Advent 4.3 - Who Are You Out There?

As a friend and I put the final touches on the Christmas in a Minor Key service we are leading Monday night, I've been thinking about something someone mentioned in the RevGals blog discussion of Blue Christmas services: how important the preparatory conversations have turned out to be. As we put up signs in coffee shops or make announcements, people tell us about their losses and about why they want to come to such a service.

As far as I can tell, the majority of folks visiting here this year are coming via a search for the Iona Community's Cloth for the Cradle prayer.

But regardless of your reason, I wish you'd leave a brief explanatory comment here. It seems that there are enough folks here to call it a community, but it's a very silent one.

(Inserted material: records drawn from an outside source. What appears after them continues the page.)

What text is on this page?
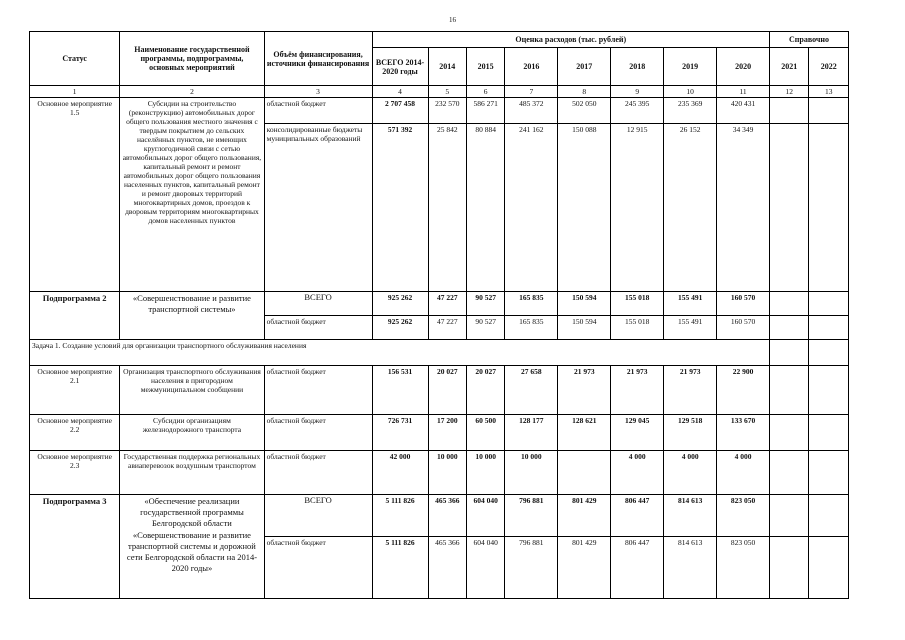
16
Статус	Наименование государственной программы, подпрограммы, основных мероприятий	Объём финансирования, источники финансирования	Оценка расходов (тыс. рублей)								Справочно	
			ВСЕГО 2014-2020 годы	2014	2015	2016	2017	2018	2019	2020	2021	2022
1	2	3	4	5	6	7	8	9	10	11	12	13
Основное мероприятие 1.5	Субсидии на строительство (реконструкцию) автомобильных дорог общего пользования местного значения с твердым покрытием до сельских населённых пунктов, не имеющих круглогодичной связи с сетью автомобильных дорог общего пользования, капитальный ремонт и ремонт автомобильных дорог общего пользования населенных пунктов, капитальный ремонт и ремонт дворовых территорий многоквартирных домов, проездов к дворовым территориям многоквартирных домов населенных пунктов	областной бюджет	2 707 458	232 570	586 271	485 372	502 050	245 395	235 369	420 431		
		консолидированные бюджеты муниципальных образований	571 392	25 842	80 884	241 162	150 088	12 915	26 152	34 349		
Подпрограмма 2	«Совершенствование и развитие транспортной системы»	ВСЕГО	925 262	47 227	90 527	165 835	150 594	155 018	155 491	160 570		
		областной бюджет	925 262	47 227	90 527	165 835	150 594	155 018	155 491	160 570		
Задача 1. Создание условий для организации транспортного обслуживания населения												
Основное мероприятие 2.1	Организация транспортного обслуживания населения в пригородном межмуниципальном сообщении	областной бюджет	156 531	20 027	20 027	27 658	21 973	21 973	21 973	22 900		
Основное мероприятие 2.2	Субсидии организациям железнодорожного транспорта	областной бюджет	726 731	17 200	60 500	128 177	128 621	129 045	129 518	133 670		
Основное мероприятие 2.3	Государственная поддержка региональных авиаперевозок воздушным транспортом	областной бюджет	42 000	10 000	10 000	10 000		4 000	4 000	4 000		
Подпрограмма 3	«Обеспечение реализации государственной программы Белгородской области «Совершенствование и развитие транспортной системы и дорожной сети Белгородской области на 2014-2020 годы»	ВСЕГО	5 111 826	465 366	604 040	796 881	801 429	806 447	814 613	823 050		
		областной бюджет	5 111 826	465 366	604 040	796 881	801 429	806 447	814 613	823 050		
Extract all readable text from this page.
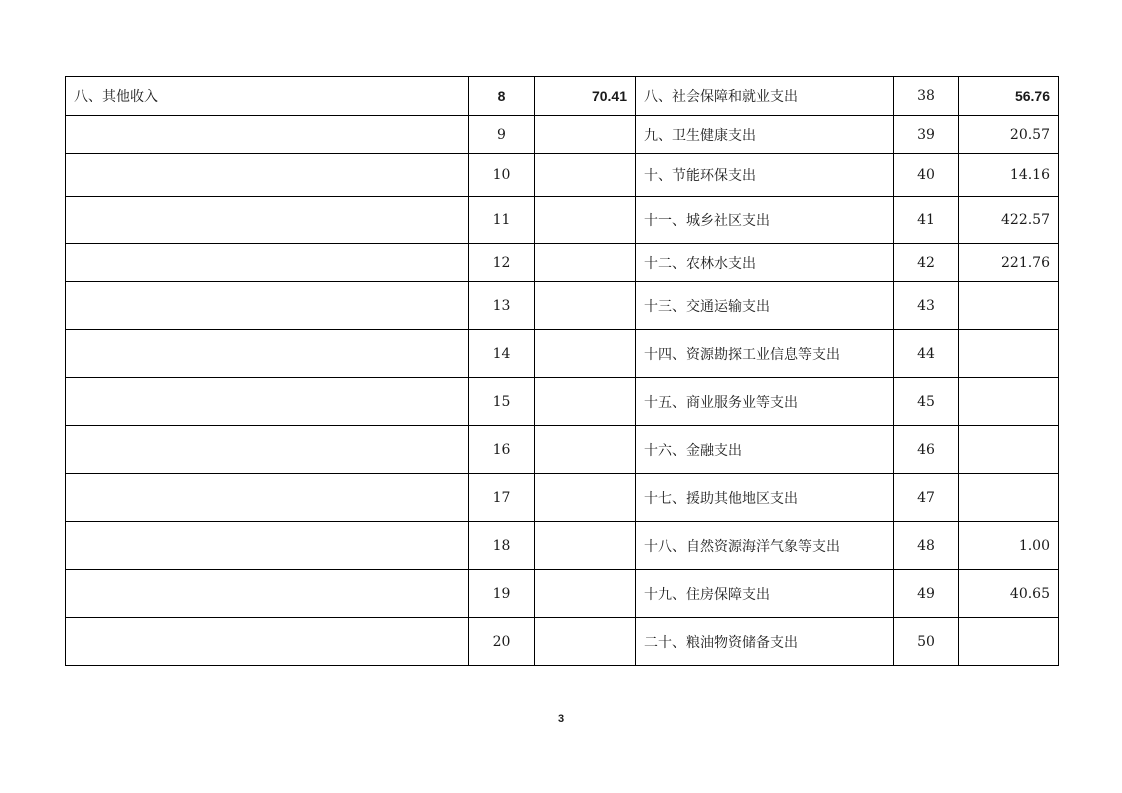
八、其他收入	8	70.41	八、社会保障和就业支出	38	56.76
	9		九、卫生健康支出	39	20.57
	10		十、节能环保支出	40	14.16
	11		十一、城乡社区支出	41	422.57
	12		十二、农林水支出	42	221.76
	13		十三、交通运输支出	43	
	14		十四、资源勘探工业信息等支出	44	
	15		十五、商业服务业等支出	45	
	16		十六、金融支出	46	
	17		十七、援助其他地区支出	47	
	18		十八、自然资源海洋气象等支出	48	1.00
	19		十九、住房保障支出	49	40.65
	20		二十、粮油物资储备支出	50	
3
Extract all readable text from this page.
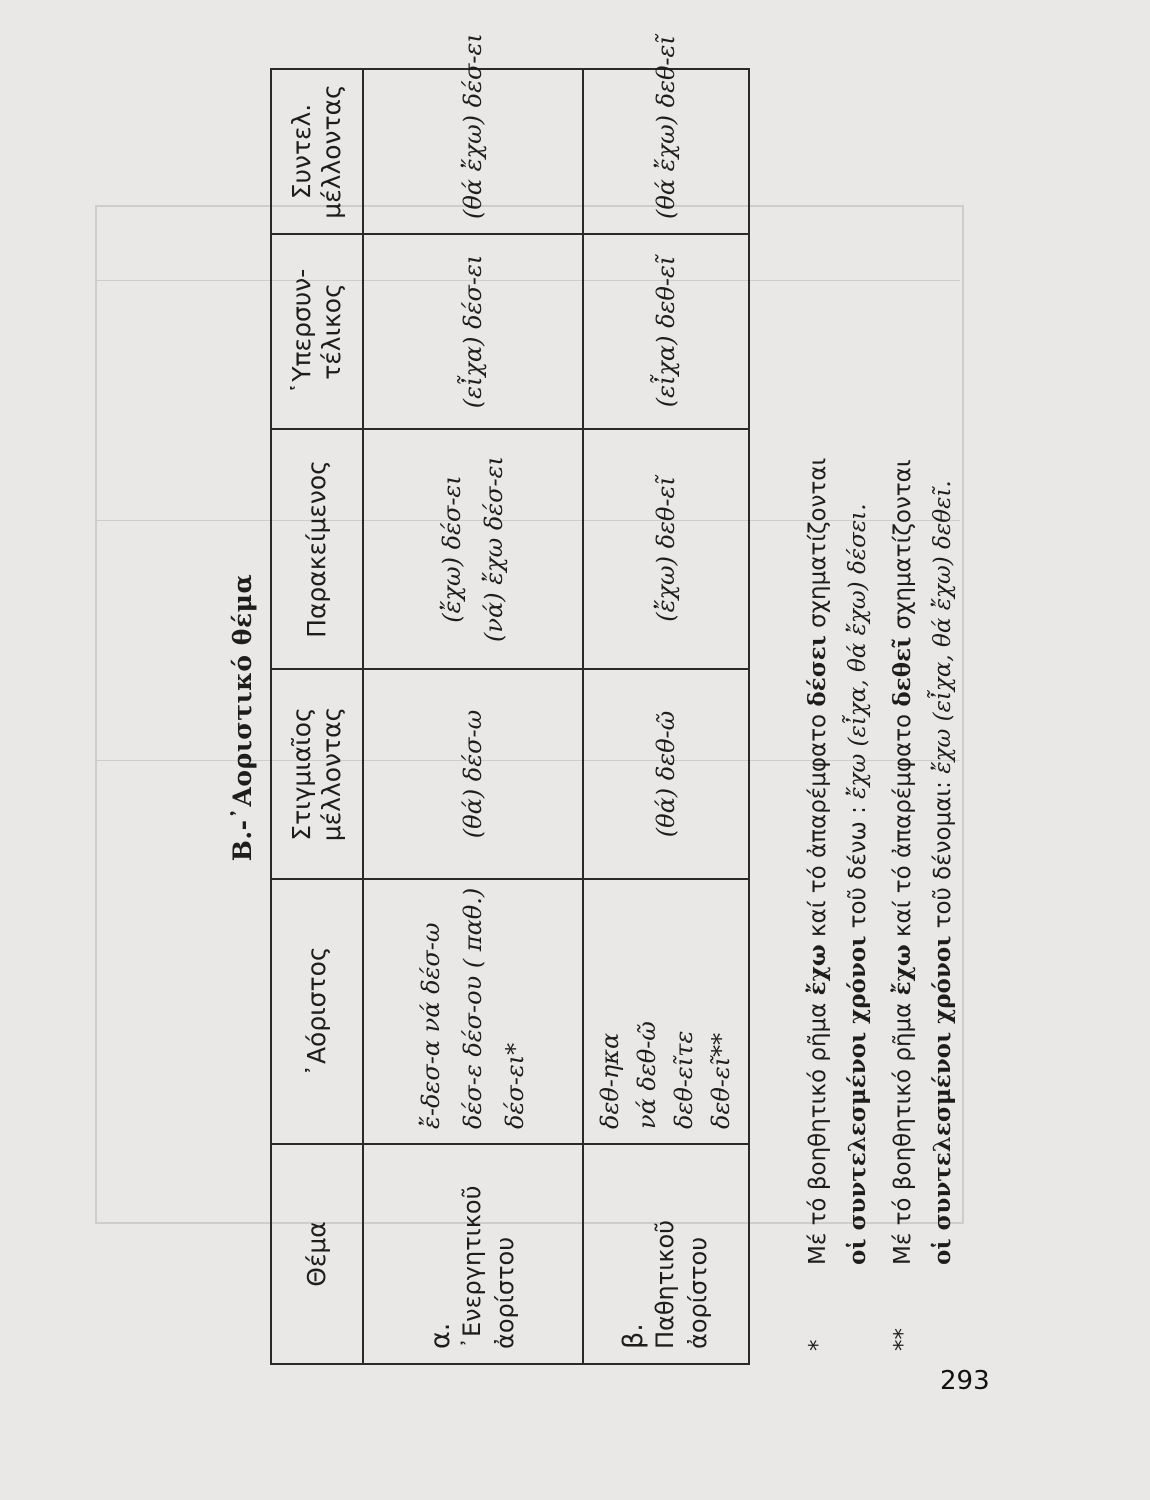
Β.-᾿Αοριστικό θέμα
Θέμα	᾿Αόριστος	Στιγμιαῖος μέλλοντας	Παρακείμενος	῾Υπερσυν- τέλικος	Συντελ. μέλλοντας

α. ᾿Ενεργητικοῦ ἀορίστου	ἔ-δεσ-α νά δέσ-ω δέσ-ε δέσ-ου ( παθ.) δέσ-ει*	(θά) δέσ-ω	(ἔχω) δέσ-ει (νά) ἔχω δέσ-ει	(εἶχα) δέσ-ει	(θά ἔχω) δέσ-ει

β. Παθητικοῦ ἀορίστου	δεθ-ηκα νά δεθ-ῶ δεθ-εῖτε δεθ-εῖ**	(θά) δεθ-ῶ	(ἔχω) δεθ-εῖ	(εἶχα) δεθ-εῖ	(θά ἔχω) δεθ-εῖ
*
Μέ τό βοηθητικό ρῆμα ἔχω καί τό ἀπαρέμφατο δέσει σχηματίζονται
οἱ συντελεσμένοι χρόνοι τοῦ δένω : ἔχω (εἶχα, θά ἔχω) δέσει.
**
Μέ τό βοηθητικό ρῆμα ἔχω καί τό ἀπαρέμφατο δεθεῖ σχηματίζονται
οἱ συντελεσμένοι χρόνοι τοῦ δένομαι: ἔχω (εἶχα, θά ἔχω) δεθεῖ.
293
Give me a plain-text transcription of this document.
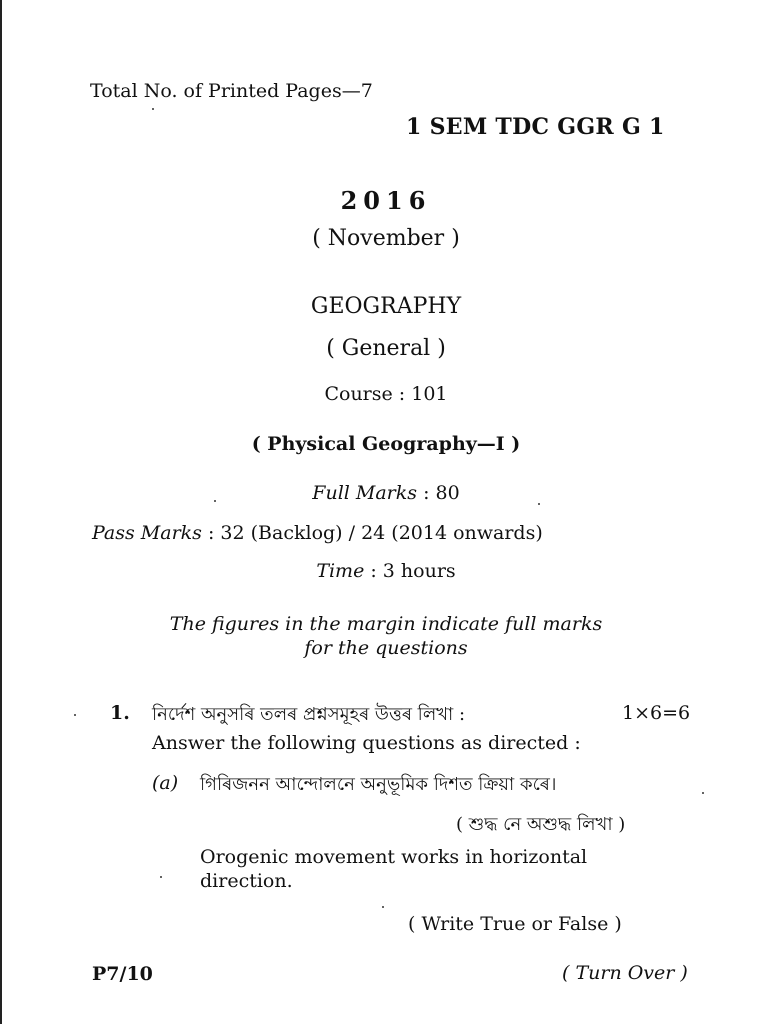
Total No. of Printed Pages—7
1 SEM TDC GGR G 1
2016
( November )
GEOGRAPHY
( General )
Course : 101
( Physical Geography—I )
Full Marks : 80
Pass Marks : 32 (Backlog) / 24 (2014 onwards)
Time : 3 hours
The figures in the margin indicate full marks
for the questions
1. নিৰ্দেশ অনুসৰি তলৰ প্ৰশ্নসমূহৰ উত্তৰ লিখা :	1×6=6
Answer the following questions as directed :
(a) গিৰিজনন আন্দোলনে অনুভূমিক দিশত ক্ৰিয়া কৰে।
( শুদ্ধ নে অশুদ্ধ লিখা )
Orogenic movement works in horizontal direction.
( Write True or False )
P7/10	( Turn Over )
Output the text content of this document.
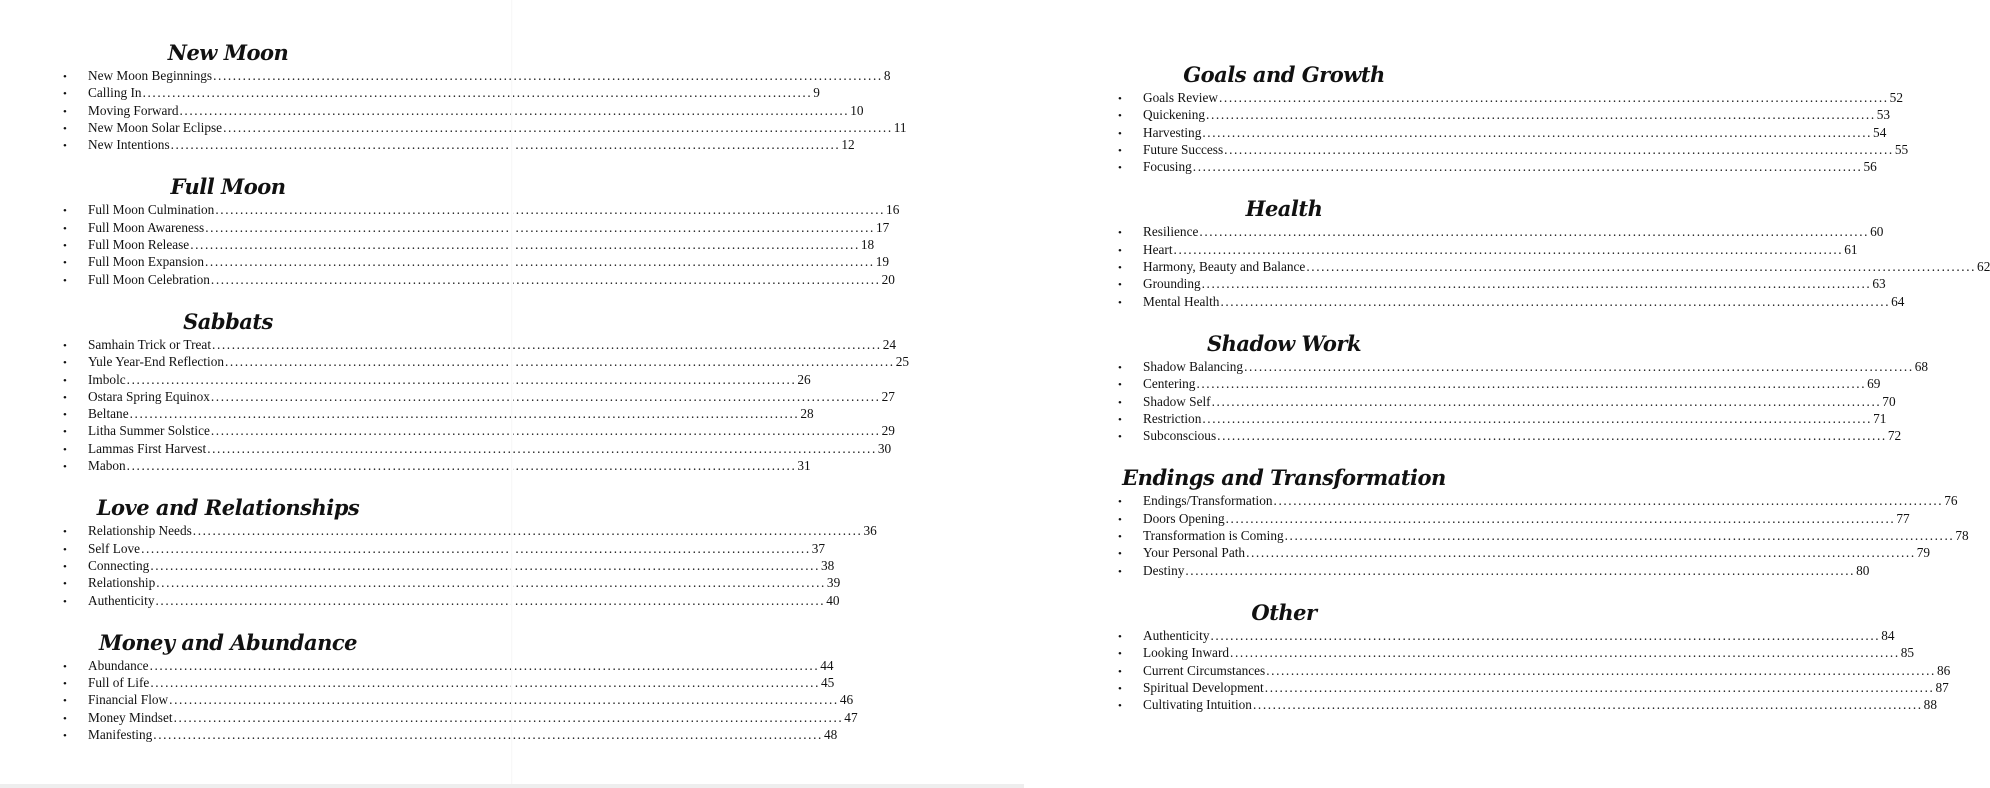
New Moon
•	New Moon Beginnings .....	8
•	Calling In .....	9
•	Moving Forward .....	10
•	New Moon Solar Eclipse .....	11
•	New Intentions .....	12
Full Moon
•	Full Moon Culmination .....	16
•	Full Moon Awareness .....	17
•	Full Moon Release .....	18
•	Full Moon Expansion .....	19
•	Full Moon Celebration .....	20
Sabbats
•	Samhain Trick or Treat .....	24
•	Yule Year-End Reflection .....	25
•	Imbolc .....	26
•	Ostara Spring Equinox .....	27
•	Beltane .....	28
•	Litha Summer Solstice .....	29
•	Lammas First Harvest .....	30
•	Mabon .....	31
Love and Relationships
•	Relationship Needs .....	36
•	Self Love .....	37
•	Connecting .....	38
•	Relationship .....	39
•	Authenticity .....	40
Money and Abundance
•	Abundance .....	44
•	Full of Life .....	45
•	Financial Flow .....	46
•	Money Mindset .....	47
•	Manifesting .....	48
Goals and Growth
•	Goals Review .....	52
•	Quickening .....	53
•	Harvesting .....	54
•	Future Success .....	55
•	Focusing .....	56
Health
•	Resilience .....	60
•	Heart .....	61
•	Harmony, Beauty and Balance .....	62
•	Grounding .....	63
•	Mental Health .....	64
Shadow Work
•	Shadow Balancing .....	68
•	Centering .....	69
•	Shadow Self .....	70
•	Restriction .....	71
•	Subconscious .....	72
Endings and Transformation
•	Endings/Transformation .....	76
•	Doors Opening .....	77
•	Transformation is Coming .....	78
•	Your Personal Path .....	79
•	Destiny .....	80
Other
•	Authenticity .....	84
•	Looking Inward .....	85
•	Current Circumstances .....	86
•	Spiritual Development .....	87
•	Cultivating Intuition .....	88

Click "anonymous" if you want. But please do speak up, just this once.

5 comments:

Lesley said...

Hi Robin,
I came here via one of your other blogs, which I've been reading for a couple of years, having discovered it via the RevGals.
As someone who suffers chronic illness and has been all-but housebound for most of my adult life, I find your articulation of your own darkness and the light within it resonates strongly with my experience - and then takes me beyond it.
May God be with you and in you in the coming days,
Lesley

Gannet Girl said...

Thanks, Lesley!

Guess that makes two of us.

SuzieQ said...

Make that three. I've been in and out the past few weeks. I found your other blogs 2 years ago when I was spending a difficult and depressed semester in Hungary. It seems it's a seasonal sort of depression, not uncommon by any means. But I love coming here and reading your posts Robin because there's nothing trite in how you talk about the dark things, the hard things. Just a willingness to look at what is and to try to see the cracks where the light gets in (or whence it gets out).

Suzanne

Anonymous said...

Thank you for this.

I was looking for Cloth for the Cradle and was glad to find you as well. Your honesty about darkness brought light to my afternoon. A little thing perhaps but most appreciated - unlooked for but not unwanted. Gracefully prepared grace.

Anonymous said...

I have visited this blog every Advent for the last few years. I can't even remember how I originally found it, but I know it has helped carry me through long lonely seasons. I am so grateful to be able to return to it and find solace here. Thank you for your words.